Financial Decision & Risk Management

You have an option to purchase all of the assets of the Overland Railroad for $2.5 billion. The option expires in nine months. You estimate Overland’s current (month 0) present value (PV) as $2.7 billion. Overland generates after-tax free cash flow (FCF) of $50 million at the end of each quarter (i.e., at the end of each three-month period). If you exercise your option at the start of the quarter, that quarter’s cash flow is paid out to you. If you do not exercise, the cash flow goes to Overland’s current owners.In each quarter, Overland’s PV either increases by 10% or decreases by 9.09%. This PV includes the quarterly FCF of $50 million. After the $50 million is paid out, PV drops by $50 million. Thus, the binomial tree for the first quarter is (figures in millions in the attached file):
The risk-free interest rate is 2% per quarter.

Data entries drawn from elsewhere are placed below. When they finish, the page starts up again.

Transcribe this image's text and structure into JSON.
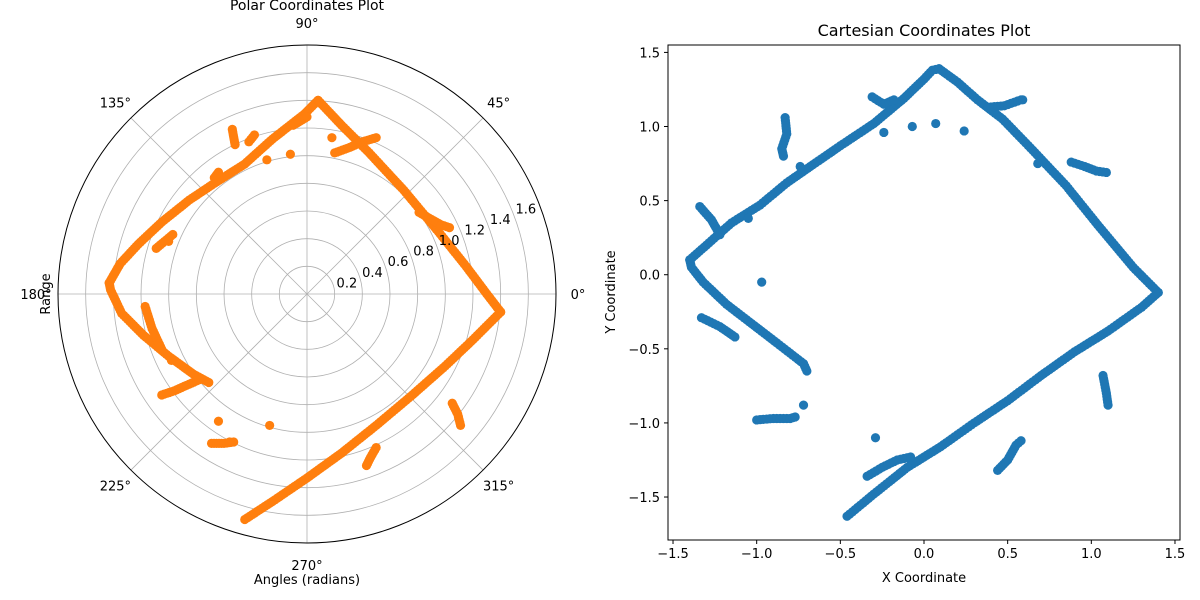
{
  "chart_data": [
    {
      "type": "scatter",
      "projection": "polar",
      "title": "Polar Coordinates Plot",
      "xlabel": "Angles (radians)",
      "ylabel": "Range",
      "angle_ticks": [
        "0°",
        "45°",
        "90°",
        "135°",
        "180°",
        "225°",
        "270°",
        "315°"
      ],
      "radial_ticks": [
        "0.2",
        "0.4",
        "0.6",
        "0.8",
        "1.0",
        "1.2",
        "1.4",
        "1.6"
      ],
      "rlim": [
        0,
        1.8
      ],
      "grid": true,
      "marker_color": "#ff7f0e",
      "segments": [
        [
          [
            -1.43,
            0.08
          ],
          [
            -1.42,
            0.03
          ],
          [
            -1.34,
            -0.14
          ],
          [
            -1.18,
            -0.3
          ],
          [
            -1.0,
            -0.45
          ],
          [
            -0.82,
            -0.58
          ],
          [
            -0.71,
            -0.64
          ]
        ],
        [
          [
            -1.43,
            0.08
          ],
          [
            -1.35,
            0.22
          ],
          [
            -1.22,
            0.36
          ],
          [
            -1.05,
            0.52
          ],
          [
            -0.85,
            0.68
          ],
          [
            -0.67,
            0.8
          ],
          [
            -0.45,
            0.94
          ],
          [
            -0.25,
            1.12
          ],
          [
            -0.02,
            1.3
          ],
          [
            0.08,
            1.4
          ]
        ],
        [
          [
            0.08,
            1.4
          ],
          [
            0.25,
            1.22
          ],
          [
            0.45,
            1.02
          ],
          [
            0.7,
            0.75
          ],
          [
            0.95,
            0.45
          ],
          [
            1.15,
            0.2
          ],
          [
            1.3,
            0.0
          ],
          [
            1.4,
            -0.13
          ]
        ],
        [
          [
            1.4,
            -0.13
          ],
          [
            1.2,
            -0.33
          ],
          [
            1.0,
            -0.52
          ],
          [
            0.75,
            -0.74
          ],
          [
            0.5,
            -0.95
          ],
          [
            0.25,
            -1.15
          ],
          [
            0.0,
            -1.33
          ],
          [
            -0.25,
            -1.5
          ],
          [
            -0.45,
            -1.63
          ]
        ],
        [
          [
            -1.05,
            -0.73
          ],
          [
            -0.96,
            -0.7
          ],
          [
            -0.87,
            -0.66
          ],
          [
            -0.78,
            -0.62
          ]
        ],
        [
          [
            -1.17,
            -0.09
          ],
          [
            -1.12,
            -0.25
          ],
          [
            -1.05,
            -0.4
          ]
        ],
        [
          [
            -1.09,
            0.33
          ],
          [
            -1.03,
            0.38
          ],
          [
            -0.97,
            0.43
          ]
        ],
        [
          [
            -0.54,
            1.19
          ],
          [
            -0.52,
            1.08
          ]
        ],
        [
          [
            -0.67,
            0.84
          ],
          [
            -0.64,
            0.88
          ]
        ],
        [
          [
            -0.42,
            1.1
          ],
          [
            -0.38,
            1.15
          ]
        ],
        [
          [
            -0.1,
            1.22
          ],
          [
            0.0,
            1.28
          ]
        ],
        [
          [
            0.2,
            1.02
          ],
          [
            0.31,
            1.06
          ],
          [
            0.4,
            1.1
          ],
          [
            0.5,
            1.13
          ]
        ],
        [
          [
            0.81,
            0.59
          ],
          [
            0.88,
            0.55
          ],
          [
            0.97,
            0.5
          ],
          [
            1.03,
            0.48
          ]
        ],
        [
          [
            1.05,
            -0.79
          ],
          [
            1.09,
            -0.87
          ],
          [
            1.11,
            -0.95
          ]
        ],
        [
          [
            0.5,
            -1.11
          ],
          [
            0.46,
            -1.18
          ],
          [
            0.43,
            -1.24
          ]
        ],
        [
          [
            -0.69,
            -1.08
          ],
          [
            -0.6,
            -1.08
          ],
          [
            -0.53,
            -1.07
          ]
        ]
      ],
      "points": [
        [
          -0.29,
          0.97
        ],
        [
          -0.27,
          -0.95
        ],
        [
          -0.98,
          -0.48
        ],
        [
          -0.64,
          -0.92
        ],
        [
          -0.12,
          1.01
        ],
        [
          0.18,
          1.13
        ],
        [
          -1.0,
          0.38
        ],
        [
          -0.56,
          -1.07
        ]
      ]
    },
    {
      "type": "scatter",
      "projection": "cartesian",
      "title": "Cartesian Coordinates Plot",
      "xlabel": "X Coordinate",
      "ylabel": "Y Coordinate",
      "x_ticks": [
        -1.5,
        -1.0,
        -0.5,
        0.0,
        0.5,
        1.0,
        1.5
      ],
      "y_ticks": [
        -1.5,
        -1.0,
        -0.5,
        0.0,
        0.5,
        1.0,
        1.5
      ],
      "x_tick_labels": [
        "−1.5",
        "−1.0",
        "−0.5",
        "0.0",
        "0.5",
        "1.0",
        "1.5"
      ],
      "y_tick_labels": [
        "−1.5",
        "−1.0",
        "−0.5",
        "0.0",
        "0.5",
        "1.0",
        "1.5"
      ],
      "xlim": [
        -1.53,
        1.53
      ],
      "ylim": [
        -1.79,
        1.55
      ],
      "grid": false,
      "marker_color": "#1f77b4",
      "segments": [
        [
          [
            -1.4,
            0.1
          ],
          [
            -1.39,
            0.05
          ],
          [
            -1.32,
            -0.05
          ],
          [
            -1.18,
            -0.2
          ],
          [
            -1.03,
            -0.33
          ],
          [
            -0.88,
            -0.46
          ],
          [
            -0.72,
            -0.6
          ],
          [
            -0.7,
            -0.65
          ]
        ],
        [
          [
            -1.4,
            0.1
          ],
          [
            -1.3,
            0.2
          ],
          [
            -1.15,
            0.35
          ],
          [
            -0.98,
            0.47
          ],
          [
            -0.82,
            0.62
          ],
          [
            -0.68,
            0.73
          ],
          [
            -0.5,
            0.87
          ],
          [
            -0.3,
            1.02
          ],
          [
            -0.12,
            1.19
          ],
          [
            0.0,
            1.32
          ],
          [
            0.05,
            1.38
          ],
          [
            0.09,
            1.39
          ]
        ],
        [
          [
            0.09,
            1.39
          ],
          [
            0.2,
            1.3
          ],
          [
            0.32,
            1.18
          ],
          [
            0.47,
            1.05
          ],
          [
            0.65,
            0.84
          ],
          [
            0.85,
            0.6
          ],
          [
            1.05,
            0.32
          ],
          [
            1.25,
            0.05
          ],
          [
            1.4,
            -0.12
          ]
        ],
        [
          [
            1.4,
            -0.12
          ],
          [
            1.3,
            -0.22
          ],
          [
            1.1,
            -0.38
          ],
          [
            0.9,
            -0.52
          ],
          [
            0.7,
            -0.68
          ],
          [
            0.5,
            -0.85
          ],
          [
            0.3,
            -1.0
          ],
          [
            0.1,
            -1.16
          ],
          [
            -0.1,
            -1.3
          ],
          [
            -0.3,
            -1.48
          ],
          [
            -0.46,
            -1.63
          ]
        ],
        [
          [
            -1.34,
            0.46
          ],
          [
            -1.27,
            0.37
          ],
          [
            -1.22,
            0.27
          ]
        ],
        [
          [
            -1.33,
            -0.29
          ],
          [
            -1.22,
            -0.35
          ],
          [
            -1.13,
            -0.42
          ]
        ],
        [
          [
            -0.83,
            1.06
          ],
          [
            -0.82,
            0.95
          ],
          [
            -0.85,
            0.85
          ],
          [
            -0.84,
            0.8
          ]
        ],
        [
          [
            -1.0,
            -0.98
          ],
          [
            -0.9,
            -0.97
          ],
          [
            -0.8,
            -0.97
          ],
          [
            -0.77,
            -0.96
          ]
        ],
        [
          [
            -0.34,
            -1.36
          ],
          [
            -0.25,
            -1.3
          ],
          [
            -0.16,
            -1.25
          ],
          [
            -0.08,
            -1.23
          ]
        ],
        [
          [
            0.44,
            -1.32
          ],
          [
            0.5,
            -1.25
          ],
          [
            0.55,
            -1.15
          ],
          [
            0.58,
            -1.12
          ]
        ],
        [
          [
            1.07,
            -0.68
          ],
          [
            1.09,
            -0.8
          ],
          [
            1.1,
            -0.88
          ]
        ],
        [
          [
            0.88,
            0.76
          ],
          [
            0.96,
            0.73
          ],
          [
            1.03,
            0.7
          ],
          [
            1.09,
            0.69
          ]
        ],
        [
          [
            0.38,
            1.13
          ],
          [
            0.48,
            1.14
          ],
          [
            0.58,
            1.18
          ]
        ],
        [
          [
            -0.31,
            1.2
          ],
          [
            -0.24,
            1.15
          ],
          [
            -0.18,
            1.18
          ]
        ]
      ],
      "points": [
        [
          -0.74,
          0.73
        ],
        [
          -1.05,
          0.38
        ],
        [
          -0.97,
          -0.05
        ],
        [
          -0.29,
          -1.1
        ],
        [
          -0.24,
          0.96
        ],
        [
          -0.07,
          1.0
        ],
        [
          0.07,
          1.02
        ],
        [
          0.24,
          0.97
        ],
        [
          0.59,
          1.18
        ],
        [
          0.68,
          0.75
        ],
        [
          -0.72,
          -0.88
        ]
      ]
    }
  ]
}
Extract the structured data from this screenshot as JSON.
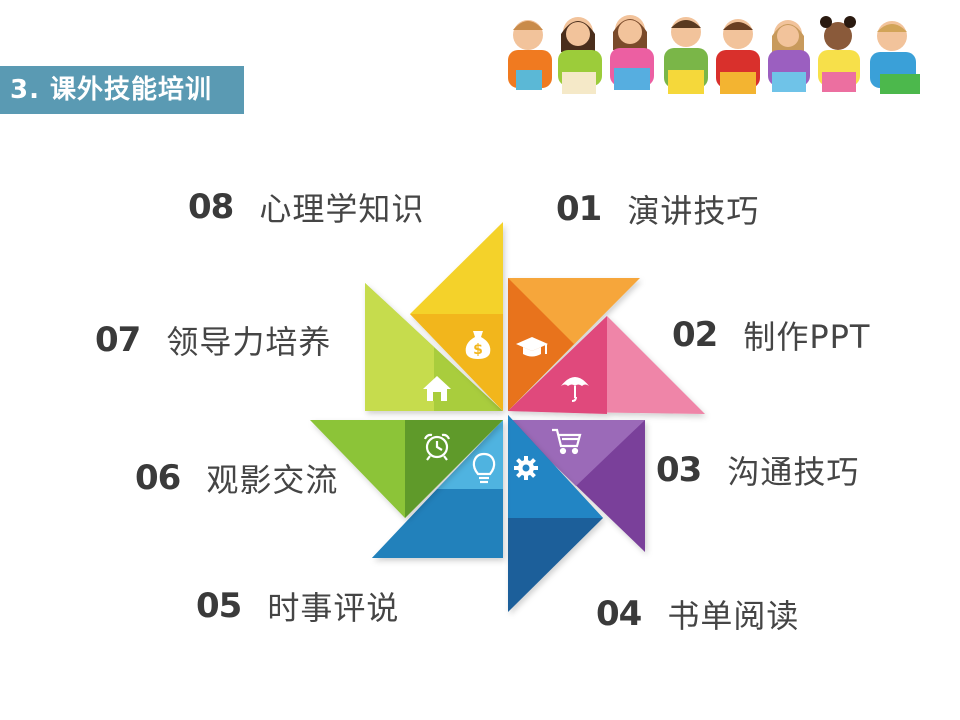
{
  "section": {
    "title": "3. 课外技能培训"
  },
  "items": [
    {
      "num": "01",
      "text": "演讲技巧",
      "icon": "graduation-cap-icon",
      "color": "#f39c2b"
    },
    {
      "num": "02",
      "text": "制作PPT",
      "icon": "umbrella-icon",
      "color": "#e84a7f"
    },
    {
      "num": "03",
      "text": "沟通技巧",
      "icon": "shopping-cart-icon",
      "color": "#7b3f98"
    },
    {
      "num": "04",
      "text": "书单阅读",
      "icon": "gear-icon",
      "color": "#1a6fa8"
    },
    {
      "num": "05",
      "text": "时事评说",
      "icon": "lightbulb-icon",
      "color": "#2e9ccf"
    },
    {
      "num": "06",
      "text": "观影交流",
      "icon": "alarm-clock-icon",
      "color": "#6aa32a"
    },
    {
      "num": "07",
      "text": "领导力培养",
      "icon": "house-icon",
      "color": "#a6c83a"
    },
    {
      "num": "08",
      "text": "心理学知识",
      "icon": "money-bag-icon",
      "color": "#f0c419"
    }
  ]
}
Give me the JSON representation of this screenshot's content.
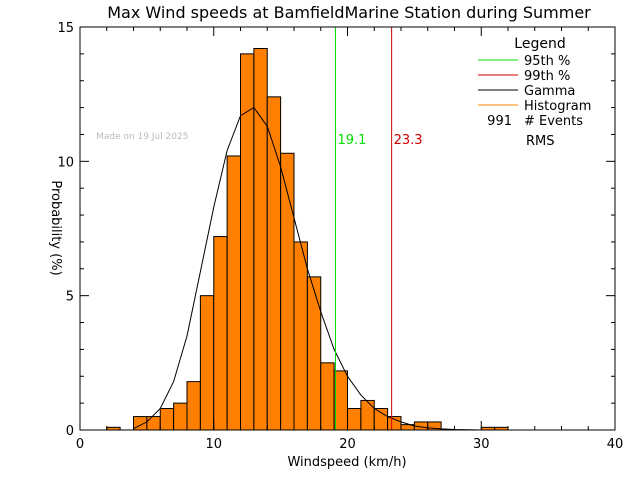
{
  "chart_data": {
    "type": "bar",
    "title": "Max Wind speeds at BamfieldMarine Station during Summer",
    "xlabel": "Windspeed (km/h)",
    "ylabel": "Probability (%)",
    "xlim": [
      0,
      40
    ],
    "ylim": [
      0,
      15
    ],
    "xticks": [
      0,
      10,
      20,
      30,
      40
    ],
    "yticks": [
      0,
      5,
      10,
      15
    ],
    "annotation": "Made on 19 Jul 2025",
    "histogram": {
      "bin_width": 1,
      "bins": [
        {
          "x0": 2,
          "value": 0.1
        },
        {
          "x0": 4,
          "value": 0.5
        },
        {
          "x0": 5,
          "value": 0.5
        },
        {
          "x0": 6,
          "value": 0.8
        },
        {
          "x0": 7,
          "value": 1.0
        },
        {
          "x0": 8,
          "value": 1.8
        },
        {
          "x0": 9,
          "value": 5.0
        },
        {
          "x0": 10,
          "value": 7.2
        },
        {
          "x0": 11,
          "value": 10.2
        },
        {
          "x0": 12,
          "value": 14.0
        },
        {
          "x0": 13,
          "value": 14.2
        },
        {
          "x0": 14,
          "value": 12.4
        },
        {
          "x0": 15,
          "value": 10.3
        },
        {
          "x0": 16,
          "value": 7.0
        },
        {
          "x0": 17,
          "value": 5.7
        },
        {
          "x0": 18,
          "value": 2.5
        },
        {
          "x0": 19,
          "value": 2.2
        },
        {
          "x0": 20,
          "value": 0.8
        },
        {
          "x0": 21,
          "value": 1.1
        },
        {
          "x0": 22,
          "value": 0.8
        },
        {
          "x0": 23,
          "value": 0.5
        },
        {
          "x0": 24,
          "value": 0.2
        },
        {
          "x0": 25,
          "value": 0.3
        },
        {
          "x0": 26,
          "value": 0.3
        },
        {
          "x0": 30,
          "value": 0.1
        },
        {
          "x0": 31,
          "value": 0.1
        }
      ]
    },
    "gamma_curve": {
      "x": [
        4.0,
        5.0,
        6.0,
        7.0,
        8.0,
        9.0,
        10.0,
        11.0,
        12.0,
        13.0,
        14.0,
        15.0,
        16.0,
        17.0,
        18.0,
        19.0,
        20.0,
        21.0,
        22.0,
        23.0,
        24.0,
        25.0,
        26.0,
        27.0,
        28.0,
        30.0
      ],
      "y": [
        0.05,
        0.3,
        0.8,
        1.8,
        3.5,
        5.9,
        8.3,
        10.4,
        11.7,
        12.0,
        11.3,
        9.8,
        7.9,
        6.0,
        4.4,
        3.0,
        2.0,
        1.3,
        0.8,
        0.5,
        0.3,
        0.15,
        0.08,
        0.04,
        0.02,
        0.0
      ]
    },
    "p95": {
      "value": 19.1,
      "label": "19.1",
      "color": "#00dd00"
    },
    "p99": {
      "value": 23.3,
      "label": "23.3",
      "color": "#cc0000"
    },
    "legend": {
      "title": "Legend",
      "placement": "top-right",
      "entries": [
        {
          "label": "95th %",
          "color": "#00dd00"
        },
        {
          "label": "99th %",
          "color": "#cc0000"
        },
        {
          "label": "Gamma",
          "color": "#000000"
        },
        {
          "label": "Histogram",
          "color": "#ff8000"
        }
      ],
      "events_count": "991",
      "events_label": "# Events",
      "rms_label": "RMS"
    },
    "colors": {
      "bar_fill": "#ff8000",
      "bar_stroke": "#000000",
      "annotation": "#bbbbbb"
    }
  }
}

Build a binomial tree for Overland, with one up or down change for each three-month period (three steps to cover your nine-month option).Suppose you can only exercise your option now, or after nine months (not at month 3 or 6). Would you exercise now?Suppose you can exercise now, or at months 3, 6, or 9. What is your option worth today? Should you exercise today, or wait?Please Explain the answer in detail on why you make the decision with a minimum of four (4) scholarly articles.